Genome-wide association studies of birth weight have focused on fetal genetics, whereas relatively little is known about the role of maternal genetic variation. We aimed to identify maternal genetic variants associated with birth weight that could highlight potentially relevant maternal determinants of fetal growth. We meta-analysed data on up to 8.7 million SNPs in up to 86 577 women of European descent from the Early Growth Genetics (EGG) Consortium and the UK Biobank. We used structural equation modelling (SEM) and analyses of mother–child pairs to quantify the separate maternal and fetal genetic effects.
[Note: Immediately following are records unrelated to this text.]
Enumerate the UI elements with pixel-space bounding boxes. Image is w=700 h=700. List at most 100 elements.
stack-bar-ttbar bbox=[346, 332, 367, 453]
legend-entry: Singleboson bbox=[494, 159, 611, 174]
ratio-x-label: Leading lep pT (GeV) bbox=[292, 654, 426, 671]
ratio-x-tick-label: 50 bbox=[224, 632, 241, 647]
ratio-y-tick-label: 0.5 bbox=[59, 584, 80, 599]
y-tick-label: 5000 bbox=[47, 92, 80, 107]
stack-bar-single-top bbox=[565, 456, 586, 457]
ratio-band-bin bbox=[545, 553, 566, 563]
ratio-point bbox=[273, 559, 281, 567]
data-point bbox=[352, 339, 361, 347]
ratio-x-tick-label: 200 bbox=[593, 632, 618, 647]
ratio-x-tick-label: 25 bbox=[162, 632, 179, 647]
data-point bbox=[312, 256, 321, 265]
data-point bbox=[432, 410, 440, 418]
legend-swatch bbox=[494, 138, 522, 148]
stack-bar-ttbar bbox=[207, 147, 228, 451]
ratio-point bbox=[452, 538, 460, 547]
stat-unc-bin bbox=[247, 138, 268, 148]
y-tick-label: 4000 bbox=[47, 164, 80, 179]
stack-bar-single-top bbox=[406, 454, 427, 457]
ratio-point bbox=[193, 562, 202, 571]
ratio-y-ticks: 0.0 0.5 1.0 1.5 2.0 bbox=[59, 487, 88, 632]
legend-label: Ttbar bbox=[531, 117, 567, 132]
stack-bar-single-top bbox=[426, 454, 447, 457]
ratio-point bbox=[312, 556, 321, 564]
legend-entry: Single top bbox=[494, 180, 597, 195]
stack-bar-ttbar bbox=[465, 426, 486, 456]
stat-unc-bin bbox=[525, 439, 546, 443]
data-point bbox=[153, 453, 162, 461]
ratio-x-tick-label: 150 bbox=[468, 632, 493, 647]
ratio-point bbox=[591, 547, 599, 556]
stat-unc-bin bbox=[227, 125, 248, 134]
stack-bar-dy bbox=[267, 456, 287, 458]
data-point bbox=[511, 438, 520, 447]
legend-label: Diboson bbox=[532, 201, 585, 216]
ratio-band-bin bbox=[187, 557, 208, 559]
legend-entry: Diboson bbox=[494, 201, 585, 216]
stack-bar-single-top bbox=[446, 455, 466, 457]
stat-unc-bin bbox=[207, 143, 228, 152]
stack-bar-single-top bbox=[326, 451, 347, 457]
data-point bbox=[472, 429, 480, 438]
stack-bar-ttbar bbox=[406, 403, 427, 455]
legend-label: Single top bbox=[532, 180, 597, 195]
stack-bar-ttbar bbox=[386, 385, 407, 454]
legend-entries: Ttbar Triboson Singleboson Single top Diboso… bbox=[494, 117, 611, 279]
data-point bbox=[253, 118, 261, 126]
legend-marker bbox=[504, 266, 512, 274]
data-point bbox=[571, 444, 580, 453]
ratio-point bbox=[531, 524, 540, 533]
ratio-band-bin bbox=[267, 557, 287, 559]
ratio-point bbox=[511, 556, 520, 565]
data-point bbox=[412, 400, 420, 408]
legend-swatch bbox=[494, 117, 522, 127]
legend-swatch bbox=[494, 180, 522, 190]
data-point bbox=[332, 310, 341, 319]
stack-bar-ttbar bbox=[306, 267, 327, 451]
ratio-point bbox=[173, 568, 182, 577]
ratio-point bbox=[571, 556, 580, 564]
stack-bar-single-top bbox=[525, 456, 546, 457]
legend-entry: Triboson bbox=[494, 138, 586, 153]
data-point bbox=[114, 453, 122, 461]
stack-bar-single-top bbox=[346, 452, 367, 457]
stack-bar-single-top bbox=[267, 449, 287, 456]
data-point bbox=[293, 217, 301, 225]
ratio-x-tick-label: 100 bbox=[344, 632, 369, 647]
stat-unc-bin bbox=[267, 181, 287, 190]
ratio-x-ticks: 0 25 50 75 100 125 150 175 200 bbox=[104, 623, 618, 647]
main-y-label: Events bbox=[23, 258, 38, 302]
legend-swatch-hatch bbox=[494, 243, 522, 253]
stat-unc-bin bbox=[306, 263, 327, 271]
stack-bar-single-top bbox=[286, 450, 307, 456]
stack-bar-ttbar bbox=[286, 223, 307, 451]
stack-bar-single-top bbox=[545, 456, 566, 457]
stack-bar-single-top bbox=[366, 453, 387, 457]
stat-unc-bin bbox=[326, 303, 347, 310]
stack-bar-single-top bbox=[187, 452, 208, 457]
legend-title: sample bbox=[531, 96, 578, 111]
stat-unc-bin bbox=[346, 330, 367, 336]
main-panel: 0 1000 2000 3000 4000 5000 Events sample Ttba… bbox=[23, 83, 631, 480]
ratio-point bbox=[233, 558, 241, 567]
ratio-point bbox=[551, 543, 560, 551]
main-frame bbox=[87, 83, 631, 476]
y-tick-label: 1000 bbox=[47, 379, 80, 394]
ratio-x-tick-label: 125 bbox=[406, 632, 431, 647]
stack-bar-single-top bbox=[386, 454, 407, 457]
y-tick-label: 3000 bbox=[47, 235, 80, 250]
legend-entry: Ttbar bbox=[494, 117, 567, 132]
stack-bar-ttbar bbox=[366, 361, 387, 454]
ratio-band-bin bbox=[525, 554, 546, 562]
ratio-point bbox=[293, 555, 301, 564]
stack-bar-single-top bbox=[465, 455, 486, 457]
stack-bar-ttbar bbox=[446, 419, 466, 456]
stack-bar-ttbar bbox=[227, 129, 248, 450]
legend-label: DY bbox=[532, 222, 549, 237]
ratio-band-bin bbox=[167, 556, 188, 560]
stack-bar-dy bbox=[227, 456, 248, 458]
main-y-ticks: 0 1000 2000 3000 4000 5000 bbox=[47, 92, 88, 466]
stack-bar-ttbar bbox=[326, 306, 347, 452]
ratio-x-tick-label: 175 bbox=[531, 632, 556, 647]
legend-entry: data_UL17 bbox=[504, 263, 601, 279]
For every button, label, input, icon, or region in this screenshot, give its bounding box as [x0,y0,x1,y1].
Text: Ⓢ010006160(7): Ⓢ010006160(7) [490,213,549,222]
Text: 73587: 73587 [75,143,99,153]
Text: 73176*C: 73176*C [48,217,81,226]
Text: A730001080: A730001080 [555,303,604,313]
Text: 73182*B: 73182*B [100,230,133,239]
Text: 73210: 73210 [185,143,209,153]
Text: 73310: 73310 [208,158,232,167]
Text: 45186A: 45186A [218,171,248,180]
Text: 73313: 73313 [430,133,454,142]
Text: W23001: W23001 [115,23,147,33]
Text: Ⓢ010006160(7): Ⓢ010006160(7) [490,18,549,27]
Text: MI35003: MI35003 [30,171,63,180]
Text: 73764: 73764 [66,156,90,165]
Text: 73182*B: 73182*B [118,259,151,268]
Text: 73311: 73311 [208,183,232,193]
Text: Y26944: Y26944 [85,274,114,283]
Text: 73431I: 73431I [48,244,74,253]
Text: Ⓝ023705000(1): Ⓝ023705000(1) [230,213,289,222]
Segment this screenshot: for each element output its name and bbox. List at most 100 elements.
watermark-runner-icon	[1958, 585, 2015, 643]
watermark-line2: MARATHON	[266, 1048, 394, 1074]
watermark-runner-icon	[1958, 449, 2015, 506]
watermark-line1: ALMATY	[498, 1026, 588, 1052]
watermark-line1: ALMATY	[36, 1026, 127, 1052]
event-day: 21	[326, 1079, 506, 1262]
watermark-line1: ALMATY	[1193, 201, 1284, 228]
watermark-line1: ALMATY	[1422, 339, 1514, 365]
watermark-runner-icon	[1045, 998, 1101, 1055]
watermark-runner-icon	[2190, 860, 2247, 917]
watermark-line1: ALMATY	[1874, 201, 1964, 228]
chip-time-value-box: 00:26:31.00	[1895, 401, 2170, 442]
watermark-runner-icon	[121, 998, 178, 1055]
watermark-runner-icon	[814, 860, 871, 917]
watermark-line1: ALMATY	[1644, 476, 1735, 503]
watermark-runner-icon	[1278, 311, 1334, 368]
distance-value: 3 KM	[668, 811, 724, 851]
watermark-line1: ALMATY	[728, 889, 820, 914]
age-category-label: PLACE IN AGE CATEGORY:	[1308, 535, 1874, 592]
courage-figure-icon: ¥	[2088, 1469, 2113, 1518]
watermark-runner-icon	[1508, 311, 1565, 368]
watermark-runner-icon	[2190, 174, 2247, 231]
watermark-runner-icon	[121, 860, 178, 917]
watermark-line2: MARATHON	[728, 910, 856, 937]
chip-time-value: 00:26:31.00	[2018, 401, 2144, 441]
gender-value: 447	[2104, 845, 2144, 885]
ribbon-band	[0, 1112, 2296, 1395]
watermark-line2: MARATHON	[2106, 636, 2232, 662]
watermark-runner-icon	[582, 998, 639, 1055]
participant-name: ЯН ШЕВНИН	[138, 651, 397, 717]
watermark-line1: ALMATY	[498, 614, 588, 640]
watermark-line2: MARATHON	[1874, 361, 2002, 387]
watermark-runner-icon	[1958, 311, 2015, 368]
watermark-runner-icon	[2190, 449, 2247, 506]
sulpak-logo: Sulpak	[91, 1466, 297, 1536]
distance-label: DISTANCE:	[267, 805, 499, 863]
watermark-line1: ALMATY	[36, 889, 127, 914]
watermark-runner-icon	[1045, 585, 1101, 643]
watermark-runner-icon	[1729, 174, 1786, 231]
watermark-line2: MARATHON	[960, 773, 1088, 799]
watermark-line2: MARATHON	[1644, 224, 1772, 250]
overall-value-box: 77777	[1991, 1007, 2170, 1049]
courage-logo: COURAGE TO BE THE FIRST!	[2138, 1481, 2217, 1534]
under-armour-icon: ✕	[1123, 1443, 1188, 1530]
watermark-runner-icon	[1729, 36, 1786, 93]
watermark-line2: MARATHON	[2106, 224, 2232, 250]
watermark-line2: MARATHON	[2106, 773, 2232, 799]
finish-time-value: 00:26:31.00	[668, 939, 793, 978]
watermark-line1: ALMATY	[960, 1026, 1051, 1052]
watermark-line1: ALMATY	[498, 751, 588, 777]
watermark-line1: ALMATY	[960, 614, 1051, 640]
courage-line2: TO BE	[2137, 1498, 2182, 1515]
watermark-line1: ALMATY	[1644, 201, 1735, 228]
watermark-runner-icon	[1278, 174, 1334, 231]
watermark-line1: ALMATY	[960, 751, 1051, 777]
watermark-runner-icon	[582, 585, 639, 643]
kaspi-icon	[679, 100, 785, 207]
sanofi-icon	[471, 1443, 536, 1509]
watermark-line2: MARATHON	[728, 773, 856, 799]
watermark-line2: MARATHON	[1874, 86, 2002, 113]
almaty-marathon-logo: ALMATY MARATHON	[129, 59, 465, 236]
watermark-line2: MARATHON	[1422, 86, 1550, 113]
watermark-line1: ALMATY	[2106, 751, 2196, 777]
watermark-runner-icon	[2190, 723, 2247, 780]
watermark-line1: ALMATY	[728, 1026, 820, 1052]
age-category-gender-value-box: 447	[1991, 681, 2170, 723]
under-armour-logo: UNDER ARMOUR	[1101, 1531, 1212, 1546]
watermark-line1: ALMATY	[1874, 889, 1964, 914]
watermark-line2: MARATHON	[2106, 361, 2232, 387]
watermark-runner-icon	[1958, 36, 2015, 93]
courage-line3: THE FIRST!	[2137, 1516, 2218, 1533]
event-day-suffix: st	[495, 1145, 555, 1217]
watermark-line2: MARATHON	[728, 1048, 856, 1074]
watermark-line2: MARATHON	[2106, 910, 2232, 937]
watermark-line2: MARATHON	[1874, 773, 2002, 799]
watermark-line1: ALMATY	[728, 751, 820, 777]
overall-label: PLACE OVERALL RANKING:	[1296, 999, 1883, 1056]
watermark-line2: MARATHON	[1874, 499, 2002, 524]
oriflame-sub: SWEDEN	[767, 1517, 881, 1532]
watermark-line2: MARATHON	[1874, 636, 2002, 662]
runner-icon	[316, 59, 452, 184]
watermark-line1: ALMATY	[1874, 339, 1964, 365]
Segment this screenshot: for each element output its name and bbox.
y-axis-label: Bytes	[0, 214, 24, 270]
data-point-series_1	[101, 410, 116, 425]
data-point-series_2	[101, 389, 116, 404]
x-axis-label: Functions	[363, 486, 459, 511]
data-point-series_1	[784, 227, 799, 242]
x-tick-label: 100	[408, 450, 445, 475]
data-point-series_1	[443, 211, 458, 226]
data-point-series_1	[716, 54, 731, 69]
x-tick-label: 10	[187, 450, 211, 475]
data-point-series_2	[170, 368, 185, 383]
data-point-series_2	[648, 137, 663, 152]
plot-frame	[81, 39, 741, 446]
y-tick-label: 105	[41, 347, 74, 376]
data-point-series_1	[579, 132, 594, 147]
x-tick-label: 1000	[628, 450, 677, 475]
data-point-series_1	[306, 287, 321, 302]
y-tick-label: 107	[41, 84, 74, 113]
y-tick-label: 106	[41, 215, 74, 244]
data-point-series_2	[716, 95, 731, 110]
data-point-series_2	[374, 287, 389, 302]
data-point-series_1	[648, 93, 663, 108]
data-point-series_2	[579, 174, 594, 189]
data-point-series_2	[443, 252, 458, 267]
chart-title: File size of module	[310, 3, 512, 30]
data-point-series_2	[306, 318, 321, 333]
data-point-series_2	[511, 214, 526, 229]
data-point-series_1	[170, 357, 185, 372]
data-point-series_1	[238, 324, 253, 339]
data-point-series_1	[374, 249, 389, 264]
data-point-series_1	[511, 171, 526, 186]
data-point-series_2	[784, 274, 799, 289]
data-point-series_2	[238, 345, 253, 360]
Maternal SNPs at 10 loci (MTNR1B, HMGA2, SH2B3, KCNAB1, L3MBTL3, GCK, EBF1, TCF7L2, ACTL9, CYP3A7) were associated with offspring birth weight at P < 5 Â 10 À8 . In SEM analyses, at least 7 of the 10 associations were consistent with effects of the maternal genotype acting via the intrauterine environment, rather than via effects of shared alleles with the fetus. Variants, or correlated proxies, at many of the loci had been previously associated with adult traits, including fasting glucose (MTNR1B, GCK and TCF7L2) and sex hormone levels (CYP3A7), and one (EBF1) with gestational duration. The identified associations indicate that genetic effects on maternal glucose, cytochrome P450 activity and gestational duration, and potentially on maternal blood pressure and immune function, are relevant for fetal growth. Further characterization of these associations in mechanistic and causal analyses will enhance understanding of the potentially modifiable maternal determinants of fetal growth, with the goal of reducing the morbidity and mortality associated with low and high birth weights.